Monday, June 27, 2011

Christmas 1981

I was working in Harrods at the time. A Christmas sales job, putting up temporary dressing rooms, unloading lorries, that sort of thing. All the boys from proper public schools were behind the counters, wearing suits they looked natural in. This is the winter of 81/82. I remember walking through early morning streets hushed by snow. Cars creeping gingerly by. My footsteps crunching and squeaking. Brakes moaning like whale-song on Beauchamp Place. Occasionally I worked Sundays, double-pay, and at seven in the morning the city was as I’d never seen it before, never imagined it, deserted and draped in white as if for some ceremony, some fantastic wedding. I’d lived in London all my life, but I got to know it better, walking in it, from Charing Cross, over Trafalgar Square, up Pall Mall and round the palace, to Hyde Park Corner, along Knightsbridge to Harrods’ discreet back entrance. Home via Picadilly, where brake-lights shone in the early evening darkness, to Leicester Square, to meet friends in The Imperial. Monopoly names, which had once been evocative but meaningless. Now I was walking along these streets like I belonged in them. And being handed real money, a hundred pounds or so, in a wad in a brown envelope each week.

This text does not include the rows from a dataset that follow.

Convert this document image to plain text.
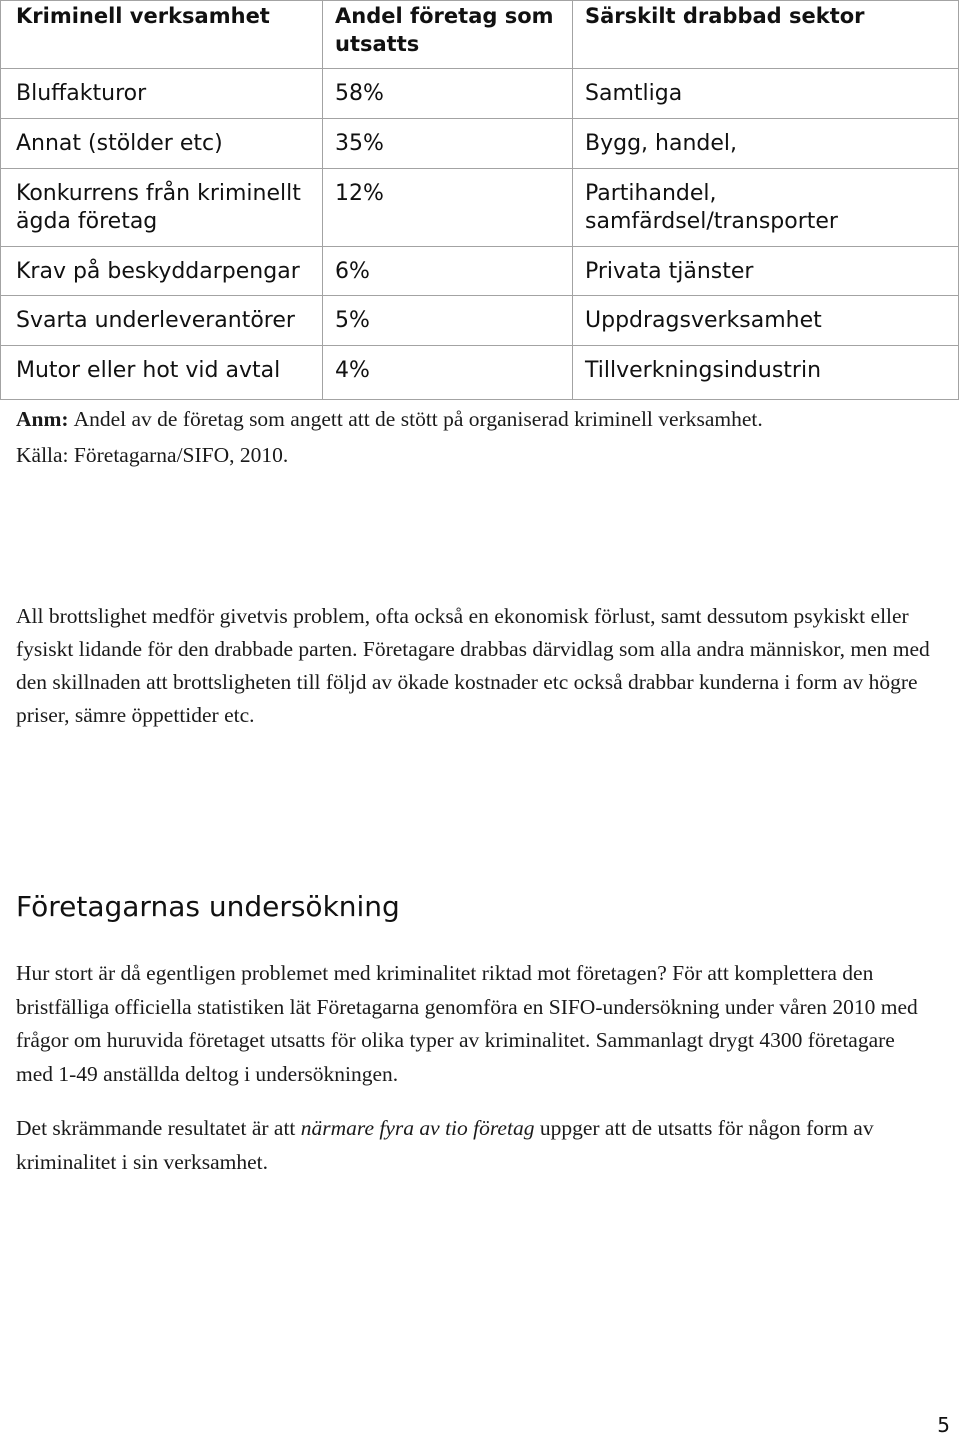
Kriminell verksamhet	Andel företag som utsatts	Särskilt drabbad sektor
Bluffakturor	58%	Samtliga
Annat (stölder etc)	35%	Bygg, handel,
Konkurrens från kriminellt ägda företag	12%	Partihandel, samfärdsel/transporter
Krav på beskyddarpengar	6%	Privata tjänster
Svarta underleverantörer	5%	Uppdragsverksamhet
Mutor eller hot vid avtal	4%	Tillverkningsindustrin
Anm: Andel av de företag som angett att de stött på organiserad kriminell verksamhet.
Källa: Företagarna/SIFO, 2010.
All brottslighet medför givetvis problem, ofta också en ekonomisk förlust, samt dessutom psykiskt eller
fysiskt lidande för den drabbade parten. Företagare drabbas därvidlag som alla andra människor, men med
den skillnaden att brottsligheten till följd av ökade kostnader etc också drabbar kunderna i form av högre
priser, sämre öppettider etc.
Företagarnas undersökning
Hur stort är då egentligen problemet med kriminalitet riktad mot företagen? För att komplettera den
bristfälliga officiella statistiken lät Företagarna genomföra en SIFO-undersökning under våren 2010 med
frågor om huruvida företaget utsatts för olika typer av kriminalitet. Sammanlagt drygt 4300 företagare
med 1-49 anställda deltog i undersökningen.
Det skrämmande resultatet är att närmare fyra av tio företag uppger att de utsatts för någon form av
kriminalitet i sin verksamhet.
5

I’m not sure what my plans were. Three months earning money, working evenings and weekends, and then going to Europe, and travelling on long train journeys to places I’d never been before. Then Manchester, English and American Literature, then God knows what. The Harrods job wasn’t even a bridge, it was a doorway, out of school, into some new, more adult version of life.

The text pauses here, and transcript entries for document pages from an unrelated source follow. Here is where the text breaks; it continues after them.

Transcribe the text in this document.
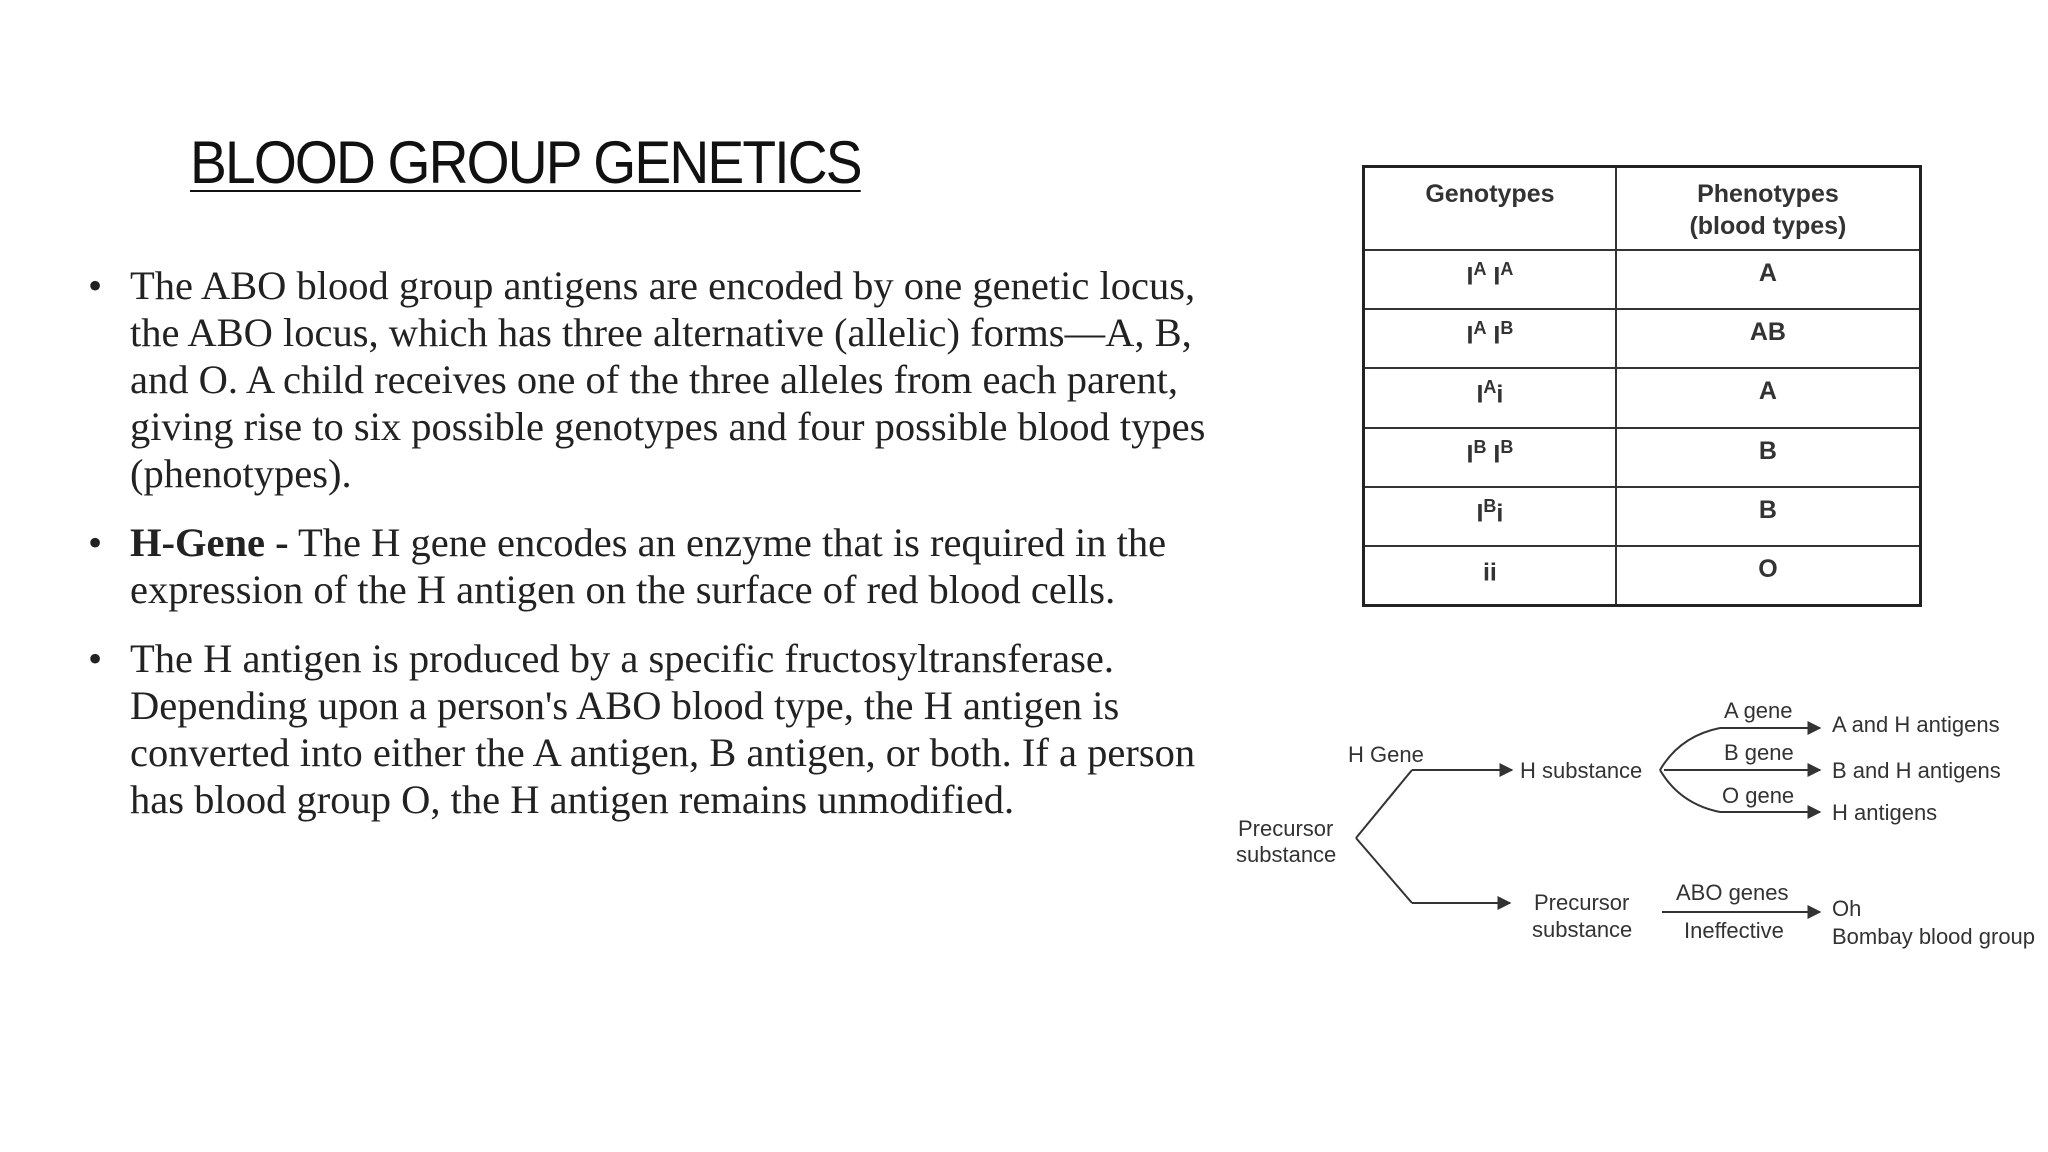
BLOOD GROUP GENETICS
• The ABO blood group antigens are encoded by one genetic locus, the ABO locus, which has three alternative (allelic) forms—A, B, and O. A child receives one of the three alleles from each parent, giving rise to six possible genotypes and four possible blood types (phenotypes).
• H-Gene - The H gene encodes an enzyme that is required in the expression of the H antigen on the surface of red blood cells.
• The H antigen is produced by a specific fructosyltransferase. Depending upon a person's ABO blood type, the H antigen is converted into either the A antigen, B antigen, or both. If a person has blood group O, the H antigen remains unmodified.
Genotypes	Phenotypes
(blood types)
$I^A$ $I^A$	A
$I^A$ $I^B$	AB
$I^Ai$	A
$I^B$ $I^B$	B
$I^Bi$	B
ii	O
Precursor
substance
H Gene
H substance
A gene
B gene
O gene
A and H antigens
B and H antigens
H antigens
Precursor
substance
ABO genes
Ineffective
Oh
Bombay blood group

There was a bump on my knee. I noticed it one day, and couldn’t remember having knocked or twisted it. It didn’t go away or get any smaller, and ached a little. Once I knocked it when I was manoeuvring a heavy trolley, and it hurt like hell, sending a shiver of pain through my whole body. The doctor said it looked like water on the knee, or something called, I think, a ganglion, and booked me in for an X-ray a couple of weeks later. My mother, ex-nurse, informed by intuition or anxiety, arranged for one two days later at Greenwich Hospital.